Nachdem die revolutionären Jahre 1868 bis 1874 der regionalen Geschichtskultur im Windschatten republikanisch-föderalistischer Ideen einen neuen Aufschwung verschafft hatten, bildete der Beginn der Restaurationsmonarchie 1874 eine weitere wichtige Zäsur. Während sich in Katalonien allmählich das regionale Sonderbewusstsein politisierte, trat es in Saragossa und Valencia in den Hintergrund, nachdem der Zentralstaat Kompromissbereitschaft in der politisch strittigen Frage der Kodifizierung des Zivilrechts gezeigt hatte. Regionale Identität und nationales Bekenntnis wurden als kompatibel wahrgenommen.

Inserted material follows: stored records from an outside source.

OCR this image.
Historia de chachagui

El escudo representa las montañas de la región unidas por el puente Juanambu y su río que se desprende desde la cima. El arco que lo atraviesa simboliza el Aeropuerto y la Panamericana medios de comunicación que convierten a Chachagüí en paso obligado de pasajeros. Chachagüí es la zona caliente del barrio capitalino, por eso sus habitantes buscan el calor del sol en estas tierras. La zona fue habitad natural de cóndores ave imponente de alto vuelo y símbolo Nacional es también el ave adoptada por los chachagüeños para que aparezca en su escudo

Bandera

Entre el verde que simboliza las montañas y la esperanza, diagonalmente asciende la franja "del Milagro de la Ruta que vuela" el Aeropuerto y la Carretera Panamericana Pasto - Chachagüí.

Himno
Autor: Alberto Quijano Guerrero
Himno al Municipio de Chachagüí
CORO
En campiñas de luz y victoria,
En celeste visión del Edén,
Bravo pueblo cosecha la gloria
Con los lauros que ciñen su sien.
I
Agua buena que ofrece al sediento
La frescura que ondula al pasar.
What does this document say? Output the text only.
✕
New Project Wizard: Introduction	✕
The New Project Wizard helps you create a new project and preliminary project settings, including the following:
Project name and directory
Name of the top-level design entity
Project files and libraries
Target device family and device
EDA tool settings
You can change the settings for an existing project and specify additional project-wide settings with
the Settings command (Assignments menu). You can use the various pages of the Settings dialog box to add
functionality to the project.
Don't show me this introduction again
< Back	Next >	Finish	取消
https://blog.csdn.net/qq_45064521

Es gelingt Brinkmann auf eindrucksvolle Weise, durch eine kluge Auswahl von Beispielen den Wandel regionaler Geschichtskulturen anschaulich darzustellen und auf das Projekt der Nationalstaatsgründung im 19. Jahrhundert zu beziehen. Die regionalen Geschichtstraditionen bildeten ein kulturelles Kapital in den tagespolitischen Aushandlungen über die zentralistischen oder föderalistischen Formen des Nationalstaates, wobei die spanische Nation als solche in den behandelten Regionen niemals prinzipiell infrage gestellt wurde. Brinkmann trennt damit das 19. Jahrhundert sorgfältig von der weiteren Entwicklung der Spannungen zwischen Zentrum und Peripherie im 20. Jahrhundert. Seine Arbeit ist auf das Wesentliche konzentriert, was ihrer Lesbarkeit zugute kommt, auch wenn sich der interessierte Leser an einigen Stellen weitergehende Informationen wünscht, etwa über die Etablierung einer Regionalgeschichtsschreibung oder auch über die gescheiterten Versuche, regionale Geschichtsmythen über ihre bürgerlichen Trägerschichten hinaus zu popularisieren. Der Arbeit ist eine rasche Übersetzung ins Spanische zu wünschen.